Originally designed by Sanrio, a Japanese company, the tiny white cartoon figure of a cute kitten has become a world symbol of entertainment and kids toys. A yearly revenue of $8 billion gets generated thanks to the sales related to Hello Kitty.
The ladies who were just prepubescents in the 70s and 80s and manipulated their Hello Kitty products are now adult women.

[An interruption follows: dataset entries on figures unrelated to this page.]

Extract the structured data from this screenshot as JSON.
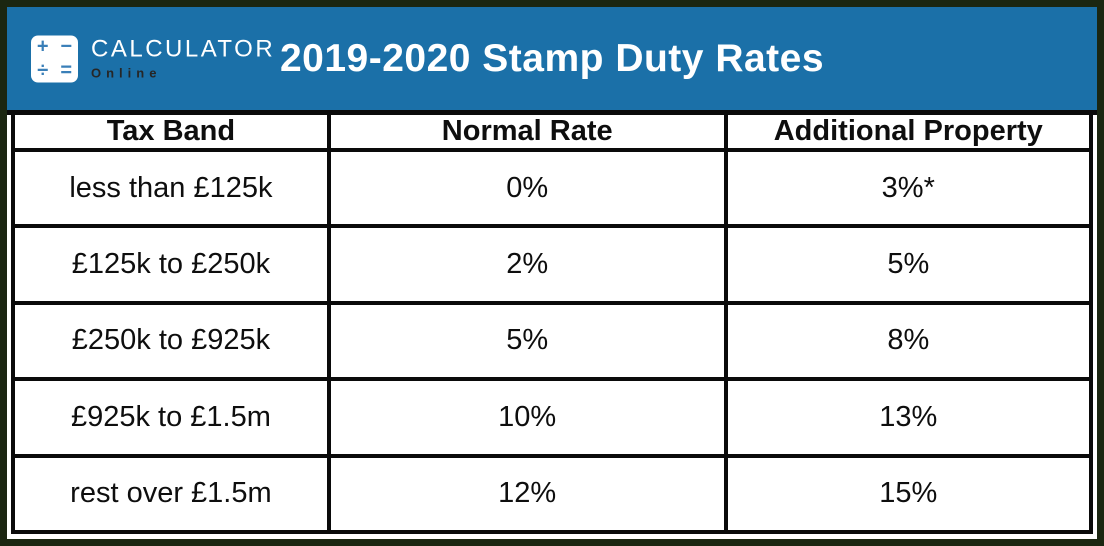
{
  "header": {
    "title": "2019-2020 Stamp Duty Rates",
    "logo": {
      "brand_top": "CALCULATOR",
      "brand_bottom": "Online",
      "symbols": {
        "plus": "+",
        "minus": "−",
        "divide": "÷",
        "equals": "="
      }
    }
  },
  "table": {
    "columns": [
      "Tax Band",
      "Normal Rate",
      "Additional Property"
    ],
    "rows": [
      [
        "less than £125k",
        "0%",
        "3%*"
      ],
      [
        "£125k to £250k",
        "2%",
        "5%"
      ],
      [
        "£250k to £925k",
        "5%",
        "8%"
      ],
      [
        "£925k to £1.5m",
        "10%",
        "13%"
      ],
      [
        "rest over £1.5m",
        "12%",
        "15%"
      ]
    ]
  },
  "colors": {
    "header_bg": "#1b70a8",
    "frame_border": "#1b2611",
    "cell_border": "#0a0a0a",
    "title_text": "#ffffff",
    "logo_symbol": "#3a7fb8",
    "brand_bottom_text": "#262626"
  }
}
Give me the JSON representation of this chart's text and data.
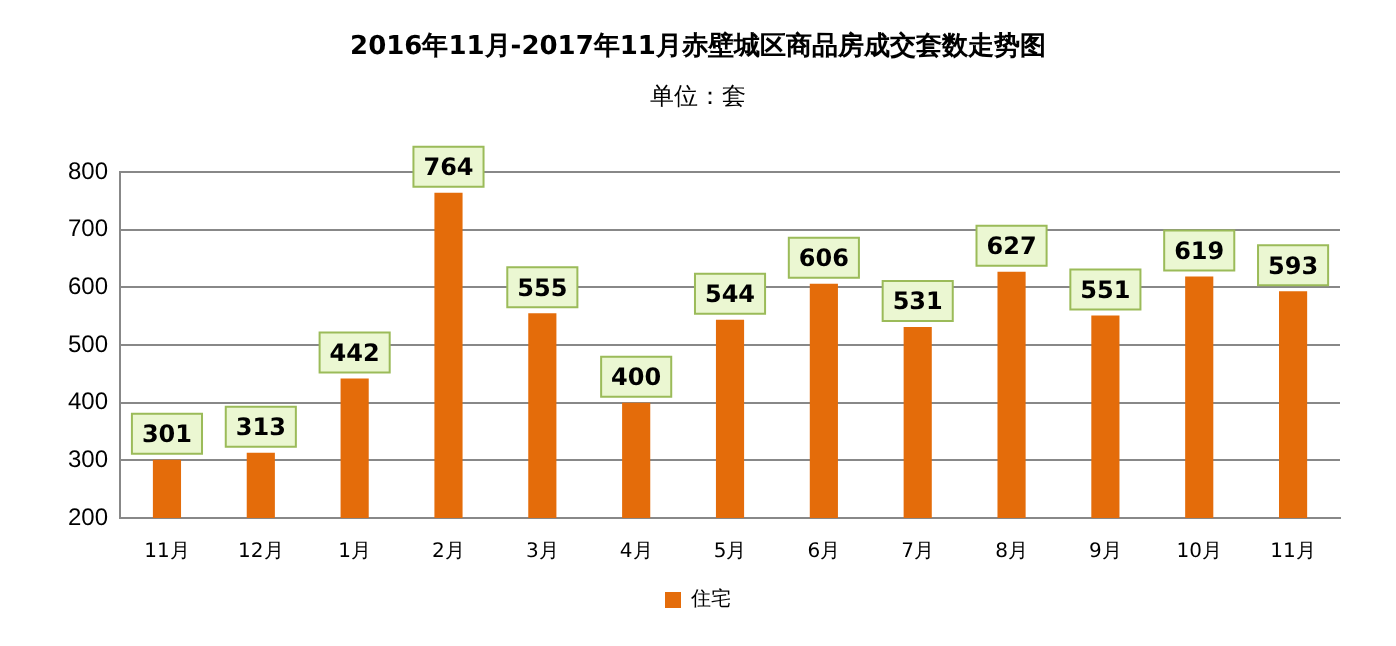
{
  "chart_data": {
    "type": "bar",
    "title": "2016年11月-2017年11月赤壁城区商品房成交套数走势图",
    "subtitle": "单位：套",
    "categories": [
      "11月",
      "12月",
      "1月",
      "2月",
      "3月",
      "4月",
      "5月",
      "6月",
      "7月",
      "8月",
      "9月",
      "10月",
      "11月"
    ],
    "series": [
      {
        "name": "住宅",
        "color": "#e46c0a",
        "values": [
          301,
          313,
          442,
          764,
          555,
          400,
          544,
          606,
          531,
          627,
          551,
          619,
          593
        ]
      }
    ],
    "ylim": [
      200,
      800
    ],
    "yticks": [
      200,
      300,
      400,
      500,
      600,
      700,
      800
    ],
    "grid": "y",
    "legend": "bottom",
    "data_labels": true
  }
}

And they will be gathering at the occasion topay homage to their favorit cartoon character.
They might even consider relating to the good old days and bringing back the character into their lives at this late stage of maturity. Everything from Kitty getups to crystalline figures and jewelry based on the diminutive character will be up for grabs at the event.
And although one almost thinks to oneself what harm such a little thing such as Hello Kitty could do, in fact the cultural product is not as benign as it seems to be. It has led to camps and cultural sides which fight against each other verbally and in the media.
Those who are deadringers for the phenomenon say that it is a female symbol of empowerment. Or they consider it a very simple pastime. Feminist critics say that it encourages passive roles for women and makes them out to be innocent and silent like the dumb cat which is the rather mysterious logo of the company.
The fact that on the cartoon figurine, there is simply no aperture where the lip sought to be is cited as further proof of the taciturn and powerlessness of this ideal. To add insult to injury, Sanrio recently admitted this much that it is actually a picture of a three year old girl and not a cat.
The reason for having no features is so that whoever owns Hello Kitty can project her feelings onto the character. The versatile and chameleon-like nature of the blank canvass face that is Hello Kitty automatically appeals to everyone.
The cat almost appears to be listening to you. Especially Asian American women have always adored Hello Kitty. The logo is an ideal escapist symbol and it will always be kept in high regard by millions of girls regardless of what the hardboiled feminists proclaim from their pulpits.